A survey in 2005 estimated that about 75 percent of Americans owned and were using a computer at the time; no doubt that percentage has increased, so let’s put it at 85 percent in 2011, which would suggest that some 45 million of our fellow citizens (out of a 2010 census count of 308 million), or at least a goodly segment of them, keep up with things at home in some other way, like reading newspapers, listening to the radio, watching television, or talking with others.
For purposes of comparison, in the 2008 election, 62 million Americans voted for Obama and Joseph Biden, and 55 million chose McCain and Palin.
It would not be surprising if some company or some government agency has a good fix on the identities and lifestyles of those 45 million who have yet to see the value of having a computer in their homes; given the political and economic value of getting these additional voters online, there is a lot to be gained by including them in the national electronic conversation.

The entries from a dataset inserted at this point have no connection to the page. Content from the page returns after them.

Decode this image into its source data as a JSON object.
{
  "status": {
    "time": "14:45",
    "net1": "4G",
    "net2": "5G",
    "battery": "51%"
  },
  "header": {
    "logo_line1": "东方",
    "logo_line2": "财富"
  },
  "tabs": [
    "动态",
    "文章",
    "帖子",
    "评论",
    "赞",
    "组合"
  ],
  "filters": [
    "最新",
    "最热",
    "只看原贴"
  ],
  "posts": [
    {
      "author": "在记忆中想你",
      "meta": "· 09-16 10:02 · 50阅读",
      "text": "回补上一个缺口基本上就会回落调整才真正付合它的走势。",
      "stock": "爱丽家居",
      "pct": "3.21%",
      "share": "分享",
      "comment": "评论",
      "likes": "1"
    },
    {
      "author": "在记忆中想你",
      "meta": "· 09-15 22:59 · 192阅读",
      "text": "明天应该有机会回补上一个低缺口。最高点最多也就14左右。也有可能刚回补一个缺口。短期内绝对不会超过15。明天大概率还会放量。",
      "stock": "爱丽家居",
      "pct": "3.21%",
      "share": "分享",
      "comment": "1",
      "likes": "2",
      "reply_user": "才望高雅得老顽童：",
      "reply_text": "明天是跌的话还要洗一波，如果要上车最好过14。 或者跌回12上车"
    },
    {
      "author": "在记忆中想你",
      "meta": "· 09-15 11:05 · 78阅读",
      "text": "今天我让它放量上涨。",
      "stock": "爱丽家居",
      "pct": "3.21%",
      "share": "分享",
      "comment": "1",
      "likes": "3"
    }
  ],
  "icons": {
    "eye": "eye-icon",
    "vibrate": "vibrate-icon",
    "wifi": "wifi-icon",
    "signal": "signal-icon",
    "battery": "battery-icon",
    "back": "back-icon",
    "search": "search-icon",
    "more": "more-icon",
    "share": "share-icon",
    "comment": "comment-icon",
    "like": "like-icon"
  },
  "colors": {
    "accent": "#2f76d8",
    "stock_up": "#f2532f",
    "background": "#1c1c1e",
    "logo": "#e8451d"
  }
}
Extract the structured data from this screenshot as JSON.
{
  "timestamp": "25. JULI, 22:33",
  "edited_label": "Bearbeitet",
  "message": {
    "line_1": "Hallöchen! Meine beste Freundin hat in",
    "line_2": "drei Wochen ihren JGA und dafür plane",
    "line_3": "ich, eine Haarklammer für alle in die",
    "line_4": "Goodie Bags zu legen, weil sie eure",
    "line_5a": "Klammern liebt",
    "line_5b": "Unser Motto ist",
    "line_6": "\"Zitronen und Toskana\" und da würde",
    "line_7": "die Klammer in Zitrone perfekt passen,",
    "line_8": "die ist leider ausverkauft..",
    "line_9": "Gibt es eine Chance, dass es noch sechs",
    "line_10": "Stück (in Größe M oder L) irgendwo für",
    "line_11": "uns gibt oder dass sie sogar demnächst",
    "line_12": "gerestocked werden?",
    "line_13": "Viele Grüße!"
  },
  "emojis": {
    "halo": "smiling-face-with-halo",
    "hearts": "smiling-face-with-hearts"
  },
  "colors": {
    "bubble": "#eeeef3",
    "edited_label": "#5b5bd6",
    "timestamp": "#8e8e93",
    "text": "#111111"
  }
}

While it may be possible to locate these computer-less homes and their owners, it’s unlikely that anyone can get beyond a guessing game as to why the owner of any single home willfully disdains the use of the electronic technology that ties 85 percent of his peers to the world of 2011. But he is out there, part of a community of citizens who maybe can’t afford a computer or who can’t fathom a computer’s workings or who consider modern technology the handwork of the Devil or who just don’t care.
Which creates an issue in this era of ever-more sophisticated, and exclusive, methods of communication: How does a nation long comfortable with an unwritten consensus that certain words and phrases are not acceptable in public discourse cope with a parallel world with a differing consensus, a world populated for the most part by the younger set, where anything goes regarding words, phrases, novels, plays, poems, music, photography, films, cable and satellite television, and electronic conversation?
An honest society of journalists would not let Sarah Palin, the self-anointed defender of family values and the heroic down-home American way of life, get away with saying “WTF”; its members would insist that things be spelled out so that readers and listeners would know exactly what she was saying. An honest society would also hold the perfervid screamers on the left to the same standard: Say what you mean and say it out straight for all to hear.
Writers, editors, and publishers generally have reasons, not all of them good ones, for holding something back – they won’t name a source because she might be killed or lose a job; they won’t publish something because of national security reasons, or because it might hurt the business; they won’t publish the name of someone who has been raped because of sensibilities to the victim’s sense of self and his or her situation in society.
But what is it about some words – and acronyms – that keep the mainstream media from giving readers, listeners, and viewers all the facts and fully drawn statements about issues in the public arena?
For one thing, there is a sense of propriety pervading these institutions, which have long hewed to the use of polite language to report on the worst of happenings. There is much merit in such an approach, which has had a lasting hold on the media culture in this country.
But in 2011, it’s no longer newspaper vs. newspaper; it’s varnished media trying to hold off unvarnished media, and surely there is much merit in letting us all deal directly with the unvarnished reality of what people who want to be our country’s leaders say and do.